Diskotheken oder Clubs, wie sie sich seit geraumer Zeit nennen, sind lange nicht mehr so in Mode, wie das vor Jahren und Jahrzehnten noch war. Im Gegenteil, es hat ein regelrechtes Clubsterben eingesetzt. Nun trifft es auch das „Buck Rogers“ in Fürstenfeldbruck. Am Samstag steigt die letzte Party. Motto: „Good bye, R.I.P. Buck Rogers“. Ruhe in Frieden. Es wird keinen Nachfolger geben.

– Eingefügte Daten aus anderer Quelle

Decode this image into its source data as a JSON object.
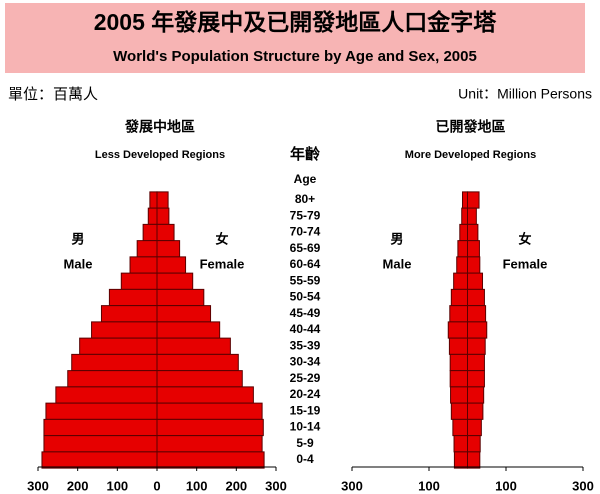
{
  "header": {
    "title": "2005 年發展中及已開發地區人口金字塔",
    "subtitle": "World's Population Structure by Age and Sex, 2005",
    "unit_zh": "單位：百萬人",
    "unit_en": "Unit：Million Persons"
  },
  "age_title": "年齡",
  "age_subtitle": "Age",
  "chart_data": [
    {
      "type": "pyramid",
      "title": "發展中地區",
      "subtitle": "Less Developed Regions",
      "categories": [
        "80+",
        "75-79",
        "70-74",
        "65-69",
        "60-64",
        "55-59",
        "50-54",
        "45-49",
        "40-44",
        "35-39",
        "30-34",
        "25-29",
        "20-24",
        "15-19",
        "10-14",
        "5-9",
        "0-4"
      ],
      "series": [
        {
          "name": "Male",
          "name_zh": "男",
          "color": "#e60000",
          "values": [
            18,
            22,
            35,
            50,
            68,
            90,
            120,
            140,
            165,
            195,
            215,
            225,
            255,
            280,
            285,
            285,
            290
          ]
        },
        {
          "name": "Female",
          "name_zh": "女",
          "color": "#e60000",
          "values": [
            28,
            30,
            43,
            57,
            72,
            90,
            118,
            135,
            158,
            185,
            205,
            215,
            243,
            265,
            268,
            265,
            270
          ]
        }
      ],
      "xlim": [
        -300,
        300
      ],
      "xticks": [
        {
          "value": -300,
          "label": "300"
        },
        {
          "value": -200,
          "label": "200"
        },
        {
          "value": -100,
          "label": "100"
        },
        0,
        100,
        200,
        300
      ]
    },
    {
      "type": "pyramid",
      "title": "已開發地區",
      "subtitle": "More Developed Regions",
      "series": [
        {
          "name": "Male",
          "name_zh": "男",
          "color": "#e60000",
          "values": [
            13,
            15,
            20,
            25,
            28,
            36,
            42,
            46,
            50,
            47,
            45,
            45,
            44,
            42,
            38,
            35,
            34
          ]
        },
        {
          "name": "Female",
          "name_zh": "女",
          "color": "#e60000",
          "values": [
            30,
            23,
            27,
            31,
            32,
            39,
            44,
            47,
            50,
            46,
            44,
            44,
            42,
            40,
            36,
            33,
            32
          ]
        }
      ],
      "xlim": [
        -300,
        300
      ],
      "xticks": [
        {
          "value": -300,
          "label": "300"
        },
        {
          "value": -100,
          "label": "100"
        },
        100,
        300
      ]
    }
  ]
}
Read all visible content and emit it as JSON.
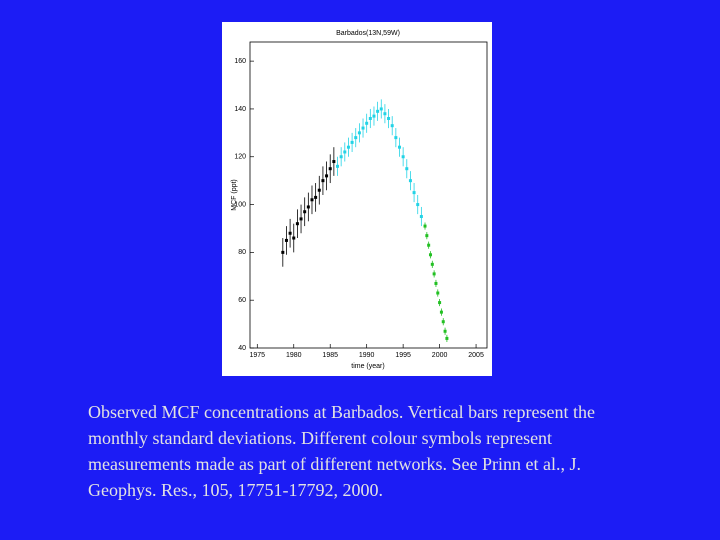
{
  "chart_data": {
    "type": "scatter",
    "title": "Barbados(13N,59W)",
    "x_label": "time (year)",
    "y_label": "MCF (ppt)",
    "xlim": [
      1974,
      2006.5
    ],
    "ylim": [
      40,
      168
    ],
    "xticks": [
      1975,
      1980,
      1985,
      1990,
      1995,
      2000,
      2005
    ],
    "yticks": [
      40,
      60,
      80,
      100,
      120,
      140,
      160
    ],
    "series": [
      {
        "color": "#000000",
        "x": [
          1978.5,
          1979,
          1979.5,
          1980,
          1980.5,
          1981,
          1981.5,
          1982,
          1982.5,
          1983,
          1983.5,
          1984,
          1984.5,
          1985,
          1985.5
        ],
        "values": [
          80,
          85,
          88,
          86,
          92,
          94,
          97,
          99,
          102,
          103,
          106,
          110,
          112,
          115,
          118
        ],
        "errors": [
          6,
          6,
          6,
          6,
          6,
          6,
          6,
          6,
          6,
          6,
          6,
          6,
          6,
          6,
          6
        ]
      },
      {
        "color": "#22d3e6",
        "x": [
          1986,
          1986.5,
          1987,
          1987.5,
          1988,
          1988.5,
          1989,
          1989.5,
          1990,
          1990.5,
          1991,
          1991.5,
          1992,
          1992.5,
          1993,
          1993.5,
          1994,
          1994.5,
          1995,
          1995.5,
          1996,
          1996.5,
          1997,
          1997.5
        ],
        "values": [
          116,
          120,
          122,
          124,
          126,
          128,
          130,
          132,
          134,
          136,
          137,
          139,
          140,
          138,
          136,
          133,
          128,
          124,
          120,
          115,
          110,
          105,
          100,
          95
        ],
        "errors": [
          4,
          4,
          4,
          4,
          4,
          4,
          4,
          4,
          4,
          4,
          4,
          4,
          4,
          4,
          4,
          4,
          4,
          4,
          4,
          4,
          4,
          4,
          4,
          4
        ]
      },
      {
        "color": "#22c022",
        "x": [
          1998,
          1998.25,
          1998.5,
          1998.75,
          1999,
          1999.25,
          1999.5,
          1999.75,
          2000,
          2000.25,
          2000.5,
          2000.75,
          2001
        ],
        "values": [
          91,
          87,
          83,
          79,
          75,
          71,
          67,
          63,
          59,
          55,
          51,
          47,
          44
        ],
        "errors": [
          1.5,
          1.5,
          1.5,
          1.5,
          1.5,
          1.5,
          1.5,
          1.5,
          1.5,
          1.5,
          1.5,
          1.5,
          1.5
        ]
      }
    ]
  },
  "caption_lines": [
    "Observed MCF concentrations at Barbados.  Vertical bars represent the",
    "monthly standard deviations.  Different colour symbols represent",
    "measurements made as part of different networks.  See Prinn et al., J.",
    "Geophys. Res., 105, 17751-17792, 2000."
  ]
}
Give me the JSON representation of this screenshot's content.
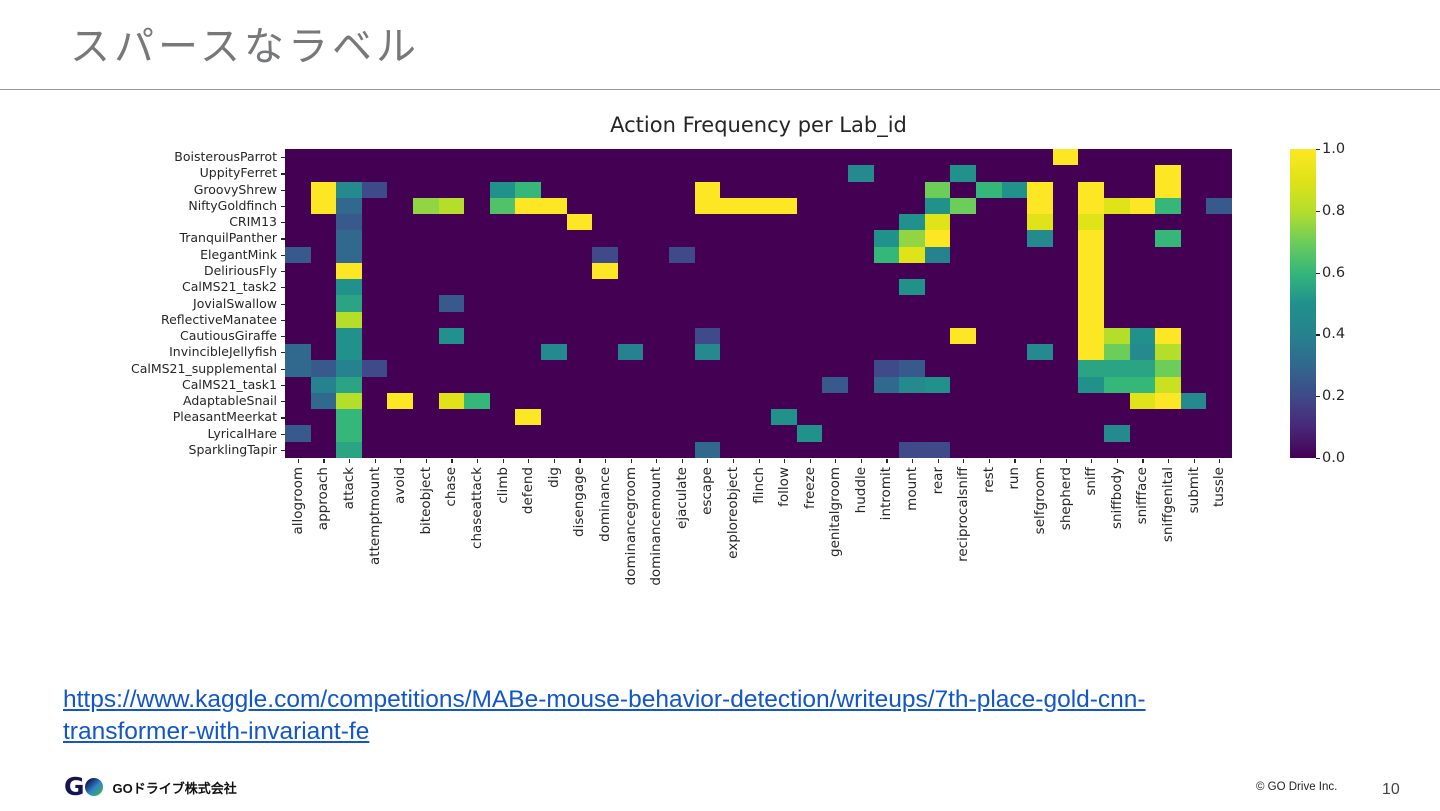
{
  "slide": {
    "title": "スパースなラベル",
    "link": {
      "lines": [
        "https://www.kaggle.com/competitions/MABe-mouse-behavior-detection/writeups/7th-place-gold-cnn-",
        "transformer-with-invariant-fe"
      ]
    },
    "footer": {
      "logo_letter": "G",
      "company": "GOドライブ株式会社",
      "copyright": "© GO Drive Inc.",
      "page_number": "10"
    }
  },
  "chart_data": {
    "type": "heatmap",
    "title": "Action Frequency per Lab_id",
    "xlabel": "",
    "ylabel": "",
    "vmin": 0,
    "vmax": 1,
    "colormap": "viridis",
    "colormap_stops": [
      "#440154",
      "#482878",
      "#3e4a89",
      "#31688e",
      "#26828e",
      "#21918c",
      "#35b779",
      "#6dcd59",
      "#b5de2b",
      "#dfe318",
      "#fde725"
    ],
    "colorbar_ticks": [
      0.0,
      0.2,
      0.4,
      0.6,
      0.8,
      1.0
    ],
    "x_categories": [
      "allogroom",
      "approach",
      "attack",
      "attemptmount",
      "avoid",
      "biteobject",
      "chase",
      "chaseattack",
      "climb",
      "defend",
      "dig",
      "disengage",
      "dominance",
      "dominancegroom",
      "dominancemount",
      "ejaculate",
      "escape",
      "exploreobject",
      "flinch",
      "follow",
      "freeze",
      "genitalgroom",
      "huddle",
      "intromit",
      "mount",
      "rear",
      "reciprocalsniff",
      "rest",
      "run",
      "selfgroom",
      "shepherd",
      "sniff",
      "sniffbody",
      "sniffface",
      "sniffgenital",
      "submit",
      "tussle"
    ],
    "y_categories": [
      "BoisterousParrot",
      "UppityFerret",
      "GroovyShrew",
      "NiftyGoldfinch",
      "CRIM13",
      "TranquilPanther",
      "ElegantMink",
      "DeliriousFly",
      "CalMS21_task2",
      "JovialSwallow",
      "ReflectiveManatee",
      "CautiousGiraffe",
      "InvincibleJellyfish",
      "CalMS21_supplemental",
      "CalMS21_task1",
      "AdaptableSnail",
      "PleasantMeerkat",
      "LyricalHare",
      "SparklingTapir"
    ],
    "matrix": [
      [
        0,
        0,
        0,
        0,
        0,
        0,
        0,
        0,
        0,
        0,
        0,
        0,
        0,
        0,
        0,
        0,
        0,
        0,
        0,
        0,
        0,
        0,
        0,
        0,
        0,
        0,
        0,
        0,
        0,
        0,
        1,
        0,
        0,
        0,
        0,
        0,
        0
      ],
      [
        0,
        0,
        0,
        0,
        0,
        0,
        0,
        0,
        0,
        0,
        0,
        0,
        0,
        0,
        0,
        0,
        0,
        0,
        0,
        0,
        0,
        0,
        0.45,
        0,
        0,
        0,
        0.5,
        0,
        0,
        0,
        0,
        0,
        0,
        0,
        1,
        0,
        0
      ],
      [
        0,
        1,
        0.45,
        0.2,
        0,
        0,
        0,
        0,
        0.5,
        0.6,
        0,
        0,
        0,
        0,
        0,
        0,
        1,
        0,
        0,
        0,
        0,
        0,
        0,
        0,
        0,
        0.7,
        0,
        0.6,
        0.5,
        1,
        0,
        1,
        0,
        0,
        1,
        0,
        0
      ],
      [
        0,
        1,
        0.3,
        0,
        0,
        0.75,
        0.8,
        0,
        0.65,
        1,
        1,
        0,
        0,
        0,
        0,
        0,
        1,
        1,
        1,
        1,
        0,
        0,
        0,
        0,
        0,
        0.5,
        0.7,
        0,
        0,
        1,
        0,
        1,
        0.9,
        1,
        0.6,
        0,
        0.25
      ],
      [
        0,
        0,
        0.25,
        0,
        0,
        0,
        0,
        0,
        0,
        0,
        0,
        1,
        0,
        0,
        0,
        0,
        0,
        0,
        0,
        0,
        0,
        0,
        0,
        0,
        0.5,
        0.9,
        0,
        0,
        0,
        0.9,
        0,
        0.9,
        0,
        0,
        0,
        0,
        0
      ],
      [
        0,
        0,
        0.3,
        0,
        0,
        0,
        0,
        0,
        0,
        0,
        0,
        0,
        0,
        0,
        0,
        0,
        0,
        0,
        0,
        0,
        0,
        0,
        0,
        0.5,
        0.75,
        1,
        0,
        0,
        0,
        0.45,
        0,
        1,
        0,
        0,
        0.6,
        0,
        0
      ],
      [
        0.25,
        0,
        0.3,
        0,
        0,
        0,
        0,
        0,
        0,
        0,
        0,
        0,
        0.2,
        0,
        0,
        0.2,
        0,
        0,
        0,
        0,
        0,
        0,
        0,
        0.6,
        0.9,
        0.4,
        0,
        0,
        0,
        0,
        0,
        1,
        0,
        0,
        0,
        0,
        0
      ],
      [
        0,
        0,
        1,
        0,
        0,
        0,
        0,
        0,
        0,
        0,
        0,
        0,
        1,
        0,
        0,
        0,
        0,
        0,
        0,
        0,
        0,
        0,
        0,
        0,
        0,
        0,
        0,
        0,
        0,
        0,
        0,
        1,
        0,
        0,
        0,
        0,
        0
      ],
      [
        0,
        0,
        0.5,
        0,
        0,
        0,
        0,
        0,
        0,
        0,
        0,
        0,
        0,
        0,
        0,
        0,
        0,
        0,
        0,
        0,
        0,
        0,
        0,
        0,
        0.5,
        0,
        0,
        0,
        0,
        0,
        0,
        1,
        0,
        0,
        0,
        0,
        0
      ],
      [
        0,
        0,
        0.55,
        0,
        0,
        0,
        0.25,
        0,
        0,
        0,
        0,
        0,
        0,
        0,
        0,
        0,
        0,
        0,
        0,
        0,
        0,
        0,
        0,
        0,
        0,
        0,
        0,
        0,
        0,
        0,
        0,
        1,
        0,
        0,
        0,
        0,
        0
      ],
      [
        0,
        0,
        0.8,
        0,
        0,
        0,
        0,
        0,
        0,
        0,
        0,
        0,
        0,
        0,
        0,
        0,
        0,
        0,
        0,
        0,
        0,
        0,
        0,
        0,
        0,
        0,
        0,
        0,
        0,
        0,
        0,
        1,
        0,
        0,
        0,
        0,
        0
      ],
      [
        0,
        0,
        0.5,
        0,
        0,
        0,
        0.5,
        0,
        0,
        0,
        0,
        0,
        0,
        0,
        0,
        0,
        0.2,
        0,
        0,
        0,
        0,
        0,
        0,
        0,
        0,
        0,
        1,
        0,
        0,
        0,
        0,
        1,
        0.8,
        0.5,
        1,
        0,
        0
      ],
      [
        0.3,
        0,
        0.5,
        0,
        0,
        0,
        0,
        0,
        0,
        0,
        0.45,
        0,
        0,
        0.4,
        0,
        0,
        0.45,
        0,
        0,
        0,
        0,
        0,
        0,
        0,
        0,
        0,
        0,
        0,
        0,
        0.45,
        0,
        1,
        0.7,
        0.45,
        0.8,
        0,
        0
      ],
      [
        0.3,
        0.25,
        0.4,
        0.2,
        0,
        0,
        0,
        0,
        0,
        0,
        0,
        0,
        0,
        0,
        0,
        0,
        0,
        0,
        0,
        0,
        0,
        0,
        0,
        0.2,
        0.25,
        0,
        0,
        0,
        0,
        0,
        0,
        0.55,
        0.55,
        0.55,
        0.7,
        0,
        0
      ],
      [
        0,
        0.4,
        0.55,
        0,
        0,
        0,
        0,
        0,
        0,
        0,
        0,
        0,
        0,
        0,
        0,
        0,
        0,
        0,
        0,
        0,
        0,
        0.25,
        0,
        0.3,
        0.45,
        0.5,
        0,
        0,
        0,
        0,
        0,
        0.5,
        0.6,
        0.6,
        0.85,
        0,
        0
      ],
      [
        0,
        0.3,
        0.8,
        0,
        1,
        0,
        0.9,
        0.6,
        0,
        0,
        0,
        0,
        0,
        0,
        0,
        0,
        0,
        0,
        0,
        0,
        0,
        0,
        0,
        0,
        0,
        0,
        0,
        0,
        0,
        0,
        0,
        0,
        0,
        0.9,
        1,
        0.45,
        0
      ],
      [
        0,
        0,
        0.6,
        0,
        0,
        0,
        0,
        0,
        0,
        1,
        0,
        0,
        0,
        0,
        0,
        0,
        0,
        0,
        0,
        0.5,
        0,
        0,
        0,
        0,
        0,
        0,
        0,
        0,
        0,
        0,
        0,
        0,
        0,
        0,
        0,
        0,
        0
      ],
      [
        0.25,
        0,
        0.6,
        0,
        0,
        0,
        0,
        0,
        0,
        0,
        0,
        0,
        0,
        0,
        0,
        0,
        0,
        0,
        0,
        0,
        0.5,
        0,
        0,
        0,
        0,
        0,
        0,
        0,
        0,
        0,
        0,
        0,
        0.45,
        0,
        0,
        0,
        0
      ],
      [
        0,
        0,
        0.55,
        0,
        0,
        0,
        0,
        0,
        0,
        0,
        0,
        0,
        0,
        0,
        0,
        0,
        0.3,
        0,
        0,
        0,
        0,
        0,
        0,
        0,
        0.2,
        0.2,
        0,
        0,
        0,
        0,
        0,
        0,
        0,
        0,
        0,
        0,
        0
      ]
    ]
  }
}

„Die jungen Leute setzen andere Prioritäten“, sagt Christian Raatz, Betriebsleiter des Clubs und selbst erst 32 Jahre alt. Er ist schon ein bisschen wehmütig. Im Buck Rogers seien auch viele Freundschaften entstanden, sei es unter den Stammgästen oder von Mitarbeiter zu Mitarbeiter. „Ich werde es schon vermissen.“

Der Club überstand 15 Jahre. Entstanden ist die Idee eines eigenen Nachtclubs über die Red Lounge Partys, die Hans Schmölz, Klaus Hörhager und Viktor Fischer vier- bis sechsmal im Jahr veranstalteten, zunächst in der Bar im Amperpark Emmering, später in der Tenne des Veranstaltungsforums Fürstenfeld. Anfang 2010 eröffneten Schmölz und Hörhager dann eine feste Location für die Partygemeinde in einem ehemaligen Druckereigebäude im Fürstenfeldbrucker Gewerbegebiet Hasenheide. Das Buck Rogers war gegründet - mit drei Bars, drei Lounges, einem eigenen Lichtkonzept und großem Tanzbereich. 500 Leute dürfen eingelassen werden.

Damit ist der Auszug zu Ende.